In Greece’s southern Peloponnese mountains, vast stretches of Greek fir forest are turning brown and dying – even where wildfires never reached. Researchers say the losses signal a deeper, climate-driven crisis affecting one of the country’s hardiest tree species.
Dimitrios Avtzis of Greece’s Forest Research Institute was surveying a routine spring fire when he noticed something unusual: large areas of dead and dying firs well beyond the burn zone. The scale was unprecedented, prompting an urgent warning to the environment ministry.
While Greece has lost about 200,000 hectares of trees to fires since 2001, experts say fire is no longer the sole threat.

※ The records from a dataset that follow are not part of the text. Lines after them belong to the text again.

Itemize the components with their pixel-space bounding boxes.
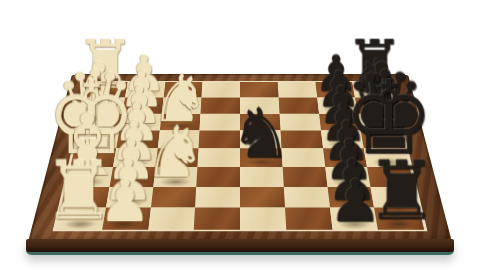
piece-shadow xyxy=(61,219,98,229)
white-knight-c3[interactable]: ♞ xyxy=(150,68,209,130)
piece-shadow xyxy=(118,158,151,167)
piece-shadow xyxy=(320,90,350,97)
white-pawn-h2[interactable]: ♟ xyxy=(99,173,152,229)
square-f4[interactable] xyxy=(196,167,240,187)
square-e3[interactable] xyxy=(155,148,198,167)
square-d8[interactable]: ♛ xyxy=(361,130,405,148)
square-g2[interactable]: ♟ xyxy=(106,187,153,208)
chess-set-photo: ♜♟♟♜♟♟♞♝♟♞♟♝♛♟♟♛♚♟♞♟♚♝♟♞♟♟♟♜♟♟♜ xyxy=(0,0,480,270)
square-f3[interactable]: ♞ xyxy=(153,167,198,187)
piece-shadow xyxy=(336,219,372,229)
square-d1[interactable]: ♛ xyxy=(75,130,119,148)
square-d4[interactable] xyxy=(199,130,240,148)
black-pawn-b7[interactable]: ♟ xyxy=(316,65,361,113)
square-d3[interactable] xyxy=(157,130,199,148)
piece-shadow xyxy=(107,219,143,229)
square-c4[interactable] xyxy=(200,114,240,131)
square-e2[interactable]: ♟ xyxy=(113,148,158,167)
square-a1[interactable]: ♜ xyxy=(86,82,127,97)
piece-shadow xyxy=(361,106,392,114)
square-h4[interactable] xyxy=(194,208,240,230)
black-pawn-h7[interactable]: ♟ xyxy=(329,173,382,229)
piece-shadow xyxy=(334,198,369,208)
piece-shadow xyxy=(367,140,400,148)
square-c5[interactable] xyxy=(240,114,280,131)
black-pawn-a7[interactable]: ♟ xyxy=(314,50,358,97)
white-bishop-c1[interactable]: ♝ xyxy=(63,55,134,130)
black-pawn-e7[interactable]: ♟ xyxy=(322,115,371,167)
black-king-e8[interactable]: ♚ xyxy=(343,70,434,166)
square-e6[interactable] xyxy=(281,148,324,167)
square-a4[interactable] xyxy=(202,82,240,97)
piece-shadow xyxy=(245,158,277,167)
square-f5[interactable] xyxy=(240,167,284,187)
square-c7[interactable]: ♟ xyxy=(319,114,361,131)
piece-shadow xyxy=(382,219,419,229)
square-d7[interactable]: ♟ xyxy=(321,130,364,148)
square-b8[interactable]: ♞ xyxy=(355,97,397,113)
piece-shadow xyxy=(115,177,149,186)
square-b1[interactable] xyxy=(83,97,125,113)
square-b5[interactable] xyxy=(240,97,279,113)
square-e4[interactable] xyxy=(198,148,240,167)
square-h3[interactable] xyxy=(148,208,195,230)
square-b6[interactable] xyxy=(278,97,318,113)
square-c8[interactable]: ♝ xyxy=(358,114,401,131)
square-h7[interactable]: ♟ xyxy=(330,208,379,230)
square-a3[interactable] xyxy=(163,82,202,97)
square-h1[interactable]: ♜ xyxy=(56,208,106,230)
square-b2[interactable]: ♟ xyxy=(122,97,163,113)
square-b3[interactable] xyxy=(161,97,201,113)
white-pawn-d2[interactable]: ♟ xyxy=(113,98,161,148)
white-knight-f3[interactable]: ♞ xyxy=(143,119,206,186)
square-f7[interactable]: ♟ xyxy=(325,167,371,187)
square-a7[interactable]: ♟ xyxy=(315,82,355,97)
wood-grain-overlay xyxy=(28,74,452,242)
square-h5[interactable] xyxy=(240,208,286,230)
square-g4[interactable] xyxy=(195,187,240,208)
black-pawn-f7[interactable]: ♟ xyxy=(324,133,374,186)
square-b4[interactable] xyxy=(201,97,240,113)
square-a5[interactable] xyxy=(240,82,278,97)
square-b7[interactable]: ♟ xyxy=(317,97,358,113)
square-g5[interactable] xyxy=(240,187,285,208)
square-c3[interactable]: ♞ xyxy=(159,114,200,131)
piece-shadow xyxy=(124,122,156,130)
square-c2[interactable]: ♟ xyxy=(119,114,161,131)
piece-shadow xyxy=(121,140,153,148)
piece-shadow xyxy=(329,158,362,167)
square-a6[interactable] xyxy=(277,82,316,97)
piece-shadow xyxy=(158,177,192,186)
white-pawn-g2[interactable]: ♟ xyxy=(102,153,153,208)
square-d6[interactable] xyxy=(280,130,322,148)
piece-shadow xyxy=(322,106,353,114)
square-g1[interactable] xyxy=(61,187,109,208)
black-knight-b8[interactable]: ♞ xyxy=(349,52,406,113)
square-e7[interactable]: ♟ xyxy=(323,148,368,167)
piece-shadow xyxy=(84,122,116,130)
piece-shadow xyxy=(130,90,160,97)
square-g3[interactable] xyxy=(150,187,196,208)
board-front-edge xyxy=(26,239,454,255)
black-bishop-c8[interactable]: ♝ xyxy=(345,55,416,130)
piece-shadow xyxy=(127,106,158,114)
white-bishop-f1[interactable]: ♝ xyxy=(49,105,126,186)
black-rook-a8[interactable]: ♜ xyxy=(344,33,404,97)
piece-shadow xyxy=(76,158,110,167)
piece-shadow xyxy=(91,90,121,97)
black-rook-h8[interactable]: ♜ xyxy=(365,153,437,230)
white-pawn-f2[interactable]: ♟ xyxy=(106,133,156,186)
square-f6[interactable] xyxy=(282,167,327,187)
white-rook-h1[interactable]: ♜ xyxy=(43,153,115,230)
white-king-e1[interactable]: ♚ xyxy=(46,70,137,166)
square-d2[interactable]: ♟ xyxy=(116,130,159,148)
black-knight-e5[interactable]: ♞ xyxy=(230,101,292,166)
board-grid: ♜♟♟♜♟♟♞♝♟♞♟♝♛♟♟♛♚♟♞♟♚♝♟♞♟♟♟♜♟♟♜ xyxy=(56,82,424,230)
square-d5[interactable] xyxy=(240,130,281,148)
white-queen-d1[interactable]: ♛ xyxy=(54,61,136,148)
white-rook-a1[interactable]: ♜ xyxy=(76,33,136,97)
square-a2[interactable]: ♟ xyxy=(125,82,165,97)
piece-shadow xyxy=(164,122,195,130)
black-pawn-d7[interactable]: ♟ xyxy=(320,98,368,148)
white-pawn-c2[interactable]: ♟ xyxy=(116,81,162,130)
square-f8[interactable] xyxy=(367,167,414,187)
white-pawn-b2[interactable]: ♟ xyxy=(119,65,164,113)
black-pawn-c7[interactable]: ♟ xyxy=(318,81,364,130)
piece-shadow xyxy=(80,140,113,148)
piece-shadow xyxy=(71,177,106,186)
piece-shadow xyxy=(364,122,396,130)
square-e8[interactable]: ♚ xyxy=(364,148,410,167)
square-g6[interactable] xyxy=(284,187,330,208)
square-f1[interactable]: ♝ xyxy=(66,167,113,187)
white-pawn-e2[interactable]: ♟ xyxy=(110,115,159,167)
square-h2[interactable]: ♟ xyxy=(102,208,151,230)
piece-shadow xyxy=(327,140,359,148)
chess-board: ♜♟♟♜♟♟♞♝♟♞♟♝♛♟♟♛♚♟♞♟♚♝♟♞♟♟♟♜♟♟♜ xyxy=(28,74,452,242)
square-f2[interactable]: ♟ xyxy=(109,167,155,187)
square-h8[interactable]: ♜ xyxy=(374,208,424,230)
square-e5[interactable]: ♞ xyxy=(240,148,282,167)
square-c1[interactable]: ♝ xyxy=(79,114,122,131)
square-g8[interactable] xyxy=(371,187,419,208)
square-e1[interactable]: ♚ xyxy=(70,148,116,167)
white-pawn-a2[interactable]: ♟ xyxy=(122,50,166,97)
black-pawn-g7[interactable]: ♟ xyxy=(326,153,377,208)
piece-shadow xyxy=(111,198,146,208)
piece-shadow xyxy=(324,122,356,130)
black-queen-d8[interactable]: ♛ xyxy=(343,61,425,148)
piece-shadow xyxy=(371,158,405,167)
square-h6[interactable] xyxy=(285,208,332,230)
square-c6[interactable] xyxy=(279,114,320,131)
square-a8[interactable]: ♜ xyxy=(352,82,393,97)
board-inner-strip: ♜♟♟♜♟♟♞♝♟♞♟♝♛♟♟♛♚♟♞♟♚♝♟♞♟♟♟♜♟♟♜ xyxy=(53,81,428,231)
piece-shadow xyxy=(358,90,388,97)
piece-shadow xyxy=(331,177,365,186)
square-g7[interactable]: ♟ xyxy=(327,187,374,208)
board-scene: ♜♟♟♜♟♟♞♝♟♞♟♝♛♟♟♛♚♟♞♟♚♝♟♞♟♟♟♜♟♟♜ xyxy=(28,0,452,242)
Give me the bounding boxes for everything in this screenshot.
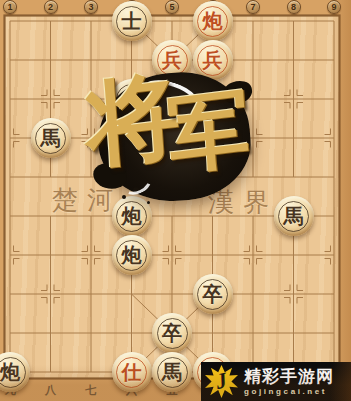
piece-black-卒[interactable]: 卒 [152,313,192,353]
piece-black-炮[interactable]: 炮 [112,196,152,236]
piece-black-馬[interactable]: 馬 [31,118,71,158]
piece-glyph: 兵 [203,50,223,70]
piece-glyph: 馬 [162,362,182,382]
piece-glyph: 炮 [203,11,223,31]
file-number-bottom-3: 七 [86,385,97,396]
file-number-top-2: 2 [44,0,58,14]
piece-glyph: 将 [122,89,142,109]
piece-glyph: 馬 [41,128,61,148]
piece-black-馬[interactable]: 馬 [152,352,192,392]
piece-black-炮[interactable]: 炮 [112,235,152,275]
piece-glyph: 炮 [0,362,20,382]
file-number-top-8: 8 [287,0,301,14]
piece-glyph: 仕 [122,362,142,382]
piece-red-炮[interactable]: 炮 [193,1,233,41]
logo-j-glyph: J [201,361,243,401]
file-number-top-1: 1 [3,0,17,14]
piece-black-将[interactable]: 将 [112,79,152,119]
piece-glyph: 兵 [162,50,182,70]
piece-black-馬[interactable]: 馬 [274,196,314,236]
file-number-top-9: 9 [327,0,341,14]
piece-black-士[interactable]: 士 [112,1,152,41]
piece-glyph: 卒 [203,284,223,304]
watermark-site-url: gojingcai.net [244,387,334,397]
xiangqi-board-screen: 123456789 九八七六五四三二一 楚河 漢界 士炮兵兵将馬炮馬炮卒卒炮仕馬… [0,0,351,401]
river-label-hanjie: 漢界 [208,190,278,216]
piece-glyph: 卒 [162,323,182,343]
piece-glyph: 士 [122,11,142,31]
piece-glyph: 炮 [122,245,142,265]
file-number-top-7: 7 [246,0,260,14]
site-logo-icon: J [204,364,239,399]
file-number-top-5: 5 [165,0,179,14]
piece-black-卒[interactable]: 卒 [193,274,233,314]
piece-red-兵[interactable]: 兵 [193,40,233,80]
watermark-site-name: 精彩手游网 [244,367,334,386]
site-watermark: J 精彩手游网 gojingcai.net [201,362,351,401]
piece-red-仕[interactable]: 仕 [112,352,152,392]
piece-red-兵[interactable]: 兵 [152,40,192,80]
file-number-bottom-2: 八 [45,385,56,396]
piece-glyph: 馬 [284,206,304,226]
piece-glyph: 炮 [122,206,142,226]
file-number-top-3: 3 [84,0,98,14]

Prolonged drought, declining winter snowpack and rising temperatures have weakened fir trees, leaving them vulnerable to bark beetles. These insects burrow under the bark, disrupting water and nutrient transport, and can rapidly reach outbreak levels in stressed forests.
Snow cover in Greece has declined by about 1.5 days per year since the 1990s, reducing a key source of slow-release moisture. Combined with drought, this has created ideal conditions for beetle infestations, a pattern now seen across southern Europe.
Scientists say Mediterranean forests can regenerate, but recovery is slow and uneven, often taking years. Researchers are calling for urgent government action and funding to protect high-altitude forests, warning that without intervention such die-offs will become more frequent as the climate crisis intensifies.